Oyunculuklar göz dolduruyor. Dünya üzerinde nerede olursanız olun kadın olmak zor. İşte burada da onu seyrediyoruz. Zekaları ile göz ardı edilemeyecek başarılar elde eden kadınların herkese karşı mücadalesini izliyoruz.
Bence bunu izleyiciye de çok iyi yansıtıyorlar. Adaylıkları arasında O. Spencer ile V. Davis arasında gidip-geliyorum.
Oscar'daki adaylıkları ; "En İyi Film" - "En İyi Yardımcı Kadın Oyuncu (Octavia Spencer)" - "En İyi Uyarlama Senaryo"
Muhakkak izleyin.

Lion :
Saroo Brierley'nin "A Long Way Home" isimli otobiyografik kitabından uyarlanan filmin senaryosu da Saroo Brierley ve Larry Buttrose'a ait. Dram-biyografi türündeki "Lion"ın yönetmenliğini de Garth Davis üstlenmiş. İzlediğinize pişman olmayacağınız türden gerçeklik içeren bir film.
Konusu; 1986 yılında Hindistan’da kaybolan 5 yaşındaki Saroo (Dev Patel), bir tren garında ağabeyinin geri dönmesini beklerken uyuyakalması ile Kalküta sokaklarında evinin kilometrelerce ötesinde kaybolur. Avustralyalı bir çift tarafından evlat edinilmeden önce pek çok sorunla baş çıkmaya çalışır. 25 yıl sonrasında ise elinde hiçbir şey olmadan sadece hatıraları ile kaybettiği ailesine ulaşmaya çalışır. Bu süre zarfında yaşadığı kimlik ve uyum sorunlarını da izliyoruz.
Kimilerine sıkıcı gelebilecek,durağan ve psikolojik sahnelere sahip filmde sabredip de finale gelirseniz çokça etkileneceksiniz. 
Bunların yanı sıra,Dev Patel'in oyunculuğunu izlemek her filminde daha da keyif veriyor. Kariyerinde efsane olmaya doğru ilerlediği kanaatindeyim.

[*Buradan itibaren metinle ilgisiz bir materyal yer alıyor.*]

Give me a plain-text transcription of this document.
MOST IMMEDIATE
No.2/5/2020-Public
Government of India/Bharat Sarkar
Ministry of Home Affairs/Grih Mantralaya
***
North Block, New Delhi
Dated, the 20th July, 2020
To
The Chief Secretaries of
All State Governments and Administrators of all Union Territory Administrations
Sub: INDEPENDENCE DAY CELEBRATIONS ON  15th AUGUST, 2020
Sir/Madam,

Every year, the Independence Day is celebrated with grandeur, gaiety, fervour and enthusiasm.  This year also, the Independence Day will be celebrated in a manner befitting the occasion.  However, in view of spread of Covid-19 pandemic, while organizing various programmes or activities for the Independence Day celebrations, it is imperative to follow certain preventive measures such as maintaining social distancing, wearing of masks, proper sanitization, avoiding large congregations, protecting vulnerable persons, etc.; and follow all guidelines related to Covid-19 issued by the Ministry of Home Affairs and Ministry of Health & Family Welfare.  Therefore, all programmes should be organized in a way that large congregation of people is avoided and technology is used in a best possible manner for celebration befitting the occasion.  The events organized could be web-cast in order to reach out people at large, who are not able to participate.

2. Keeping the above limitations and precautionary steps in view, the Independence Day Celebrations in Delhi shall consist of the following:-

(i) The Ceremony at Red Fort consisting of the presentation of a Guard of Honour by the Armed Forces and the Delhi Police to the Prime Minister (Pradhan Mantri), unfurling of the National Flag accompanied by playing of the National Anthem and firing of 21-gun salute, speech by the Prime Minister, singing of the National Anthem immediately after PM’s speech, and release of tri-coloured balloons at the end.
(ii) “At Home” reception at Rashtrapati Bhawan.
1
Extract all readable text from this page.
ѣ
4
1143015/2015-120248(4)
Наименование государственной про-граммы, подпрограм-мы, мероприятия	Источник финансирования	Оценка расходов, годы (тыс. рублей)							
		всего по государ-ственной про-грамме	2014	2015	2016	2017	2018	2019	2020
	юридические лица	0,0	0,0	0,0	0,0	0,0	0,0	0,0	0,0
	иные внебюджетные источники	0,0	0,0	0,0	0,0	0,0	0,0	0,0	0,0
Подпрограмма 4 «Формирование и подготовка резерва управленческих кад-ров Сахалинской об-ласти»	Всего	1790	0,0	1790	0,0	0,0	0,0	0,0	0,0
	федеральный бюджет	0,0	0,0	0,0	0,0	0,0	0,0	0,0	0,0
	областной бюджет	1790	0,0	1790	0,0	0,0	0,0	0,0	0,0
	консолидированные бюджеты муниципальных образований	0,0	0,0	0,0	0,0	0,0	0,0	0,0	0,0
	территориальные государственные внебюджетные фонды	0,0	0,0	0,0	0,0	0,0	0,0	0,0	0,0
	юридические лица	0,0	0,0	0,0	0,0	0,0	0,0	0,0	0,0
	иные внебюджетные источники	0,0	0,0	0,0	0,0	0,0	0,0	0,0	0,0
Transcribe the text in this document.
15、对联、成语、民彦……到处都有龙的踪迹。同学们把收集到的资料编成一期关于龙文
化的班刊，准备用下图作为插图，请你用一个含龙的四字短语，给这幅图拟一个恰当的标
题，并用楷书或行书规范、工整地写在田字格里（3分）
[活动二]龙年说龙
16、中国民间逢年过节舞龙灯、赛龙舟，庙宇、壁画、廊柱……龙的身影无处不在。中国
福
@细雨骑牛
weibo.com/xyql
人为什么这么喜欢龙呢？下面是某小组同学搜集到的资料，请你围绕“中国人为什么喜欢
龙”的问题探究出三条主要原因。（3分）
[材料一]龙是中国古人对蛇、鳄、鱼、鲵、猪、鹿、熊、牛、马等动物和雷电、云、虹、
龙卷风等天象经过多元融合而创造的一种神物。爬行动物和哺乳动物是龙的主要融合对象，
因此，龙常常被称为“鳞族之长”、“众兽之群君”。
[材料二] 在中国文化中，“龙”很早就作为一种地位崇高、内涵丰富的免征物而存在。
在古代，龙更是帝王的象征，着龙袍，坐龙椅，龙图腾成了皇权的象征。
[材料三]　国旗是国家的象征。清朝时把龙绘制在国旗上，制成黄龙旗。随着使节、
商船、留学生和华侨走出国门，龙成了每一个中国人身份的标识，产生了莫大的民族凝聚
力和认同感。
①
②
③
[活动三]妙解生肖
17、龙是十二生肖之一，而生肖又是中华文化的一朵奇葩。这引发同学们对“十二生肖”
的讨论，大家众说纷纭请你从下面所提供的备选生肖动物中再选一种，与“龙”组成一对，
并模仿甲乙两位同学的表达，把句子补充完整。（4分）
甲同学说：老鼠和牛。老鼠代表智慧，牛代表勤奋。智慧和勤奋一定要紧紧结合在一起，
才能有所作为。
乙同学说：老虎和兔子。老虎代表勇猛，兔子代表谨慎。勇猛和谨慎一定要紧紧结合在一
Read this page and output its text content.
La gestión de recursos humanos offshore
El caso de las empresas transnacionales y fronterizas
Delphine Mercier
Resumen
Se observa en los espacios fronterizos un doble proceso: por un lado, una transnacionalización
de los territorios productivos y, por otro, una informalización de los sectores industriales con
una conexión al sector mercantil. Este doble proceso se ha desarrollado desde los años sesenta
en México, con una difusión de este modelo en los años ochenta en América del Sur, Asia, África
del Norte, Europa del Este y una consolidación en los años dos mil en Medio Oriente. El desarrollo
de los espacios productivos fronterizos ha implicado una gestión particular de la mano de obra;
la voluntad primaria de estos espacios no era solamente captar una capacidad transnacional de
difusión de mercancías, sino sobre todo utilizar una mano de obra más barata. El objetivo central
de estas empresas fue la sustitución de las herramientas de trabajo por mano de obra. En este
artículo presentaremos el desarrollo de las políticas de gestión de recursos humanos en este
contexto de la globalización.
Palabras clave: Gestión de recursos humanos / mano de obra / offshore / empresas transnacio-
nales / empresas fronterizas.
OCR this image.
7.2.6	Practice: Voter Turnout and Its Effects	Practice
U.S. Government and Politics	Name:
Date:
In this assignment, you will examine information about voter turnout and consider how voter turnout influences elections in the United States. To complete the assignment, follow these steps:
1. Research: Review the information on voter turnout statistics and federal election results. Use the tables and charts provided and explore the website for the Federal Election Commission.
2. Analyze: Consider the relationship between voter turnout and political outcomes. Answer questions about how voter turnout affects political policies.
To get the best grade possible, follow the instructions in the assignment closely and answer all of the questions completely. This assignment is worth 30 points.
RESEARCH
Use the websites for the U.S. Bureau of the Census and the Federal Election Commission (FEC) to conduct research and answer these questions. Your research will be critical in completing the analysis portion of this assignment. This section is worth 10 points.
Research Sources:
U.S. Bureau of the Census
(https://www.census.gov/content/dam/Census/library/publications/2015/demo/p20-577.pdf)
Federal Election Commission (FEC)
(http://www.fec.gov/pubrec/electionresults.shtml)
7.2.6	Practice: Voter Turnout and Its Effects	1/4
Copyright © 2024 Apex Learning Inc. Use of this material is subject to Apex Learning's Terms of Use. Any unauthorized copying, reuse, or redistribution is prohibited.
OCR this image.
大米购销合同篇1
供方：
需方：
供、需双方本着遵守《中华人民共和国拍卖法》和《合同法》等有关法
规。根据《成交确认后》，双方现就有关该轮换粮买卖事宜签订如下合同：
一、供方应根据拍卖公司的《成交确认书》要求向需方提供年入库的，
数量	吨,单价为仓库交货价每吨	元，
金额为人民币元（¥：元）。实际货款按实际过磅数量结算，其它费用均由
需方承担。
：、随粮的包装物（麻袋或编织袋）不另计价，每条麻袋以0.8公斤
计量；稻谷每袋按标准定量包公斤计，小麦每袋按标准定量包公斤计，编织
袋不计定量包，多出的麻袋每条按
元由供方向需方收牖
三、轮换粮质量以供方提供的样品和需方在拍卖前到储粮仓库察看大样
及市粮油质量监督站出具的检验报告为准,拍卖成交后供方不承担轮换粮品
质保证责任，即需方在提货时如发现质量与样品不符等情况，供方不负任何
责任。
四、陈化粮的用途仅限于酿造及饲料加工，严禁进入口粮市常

Çocuk Saroo'yu canlandıran küçük oyuncu da doğal bir yetenek.
Nicole Kidman ise fazla söze ne hacet,kadın çok iyi.
Aday olduğu kategorilerde ödülü almasını istediğim 3 filmden biri.✊
Soundtrack albümünü dinlemeyi,filmi de izlemeyi es geçmeyin.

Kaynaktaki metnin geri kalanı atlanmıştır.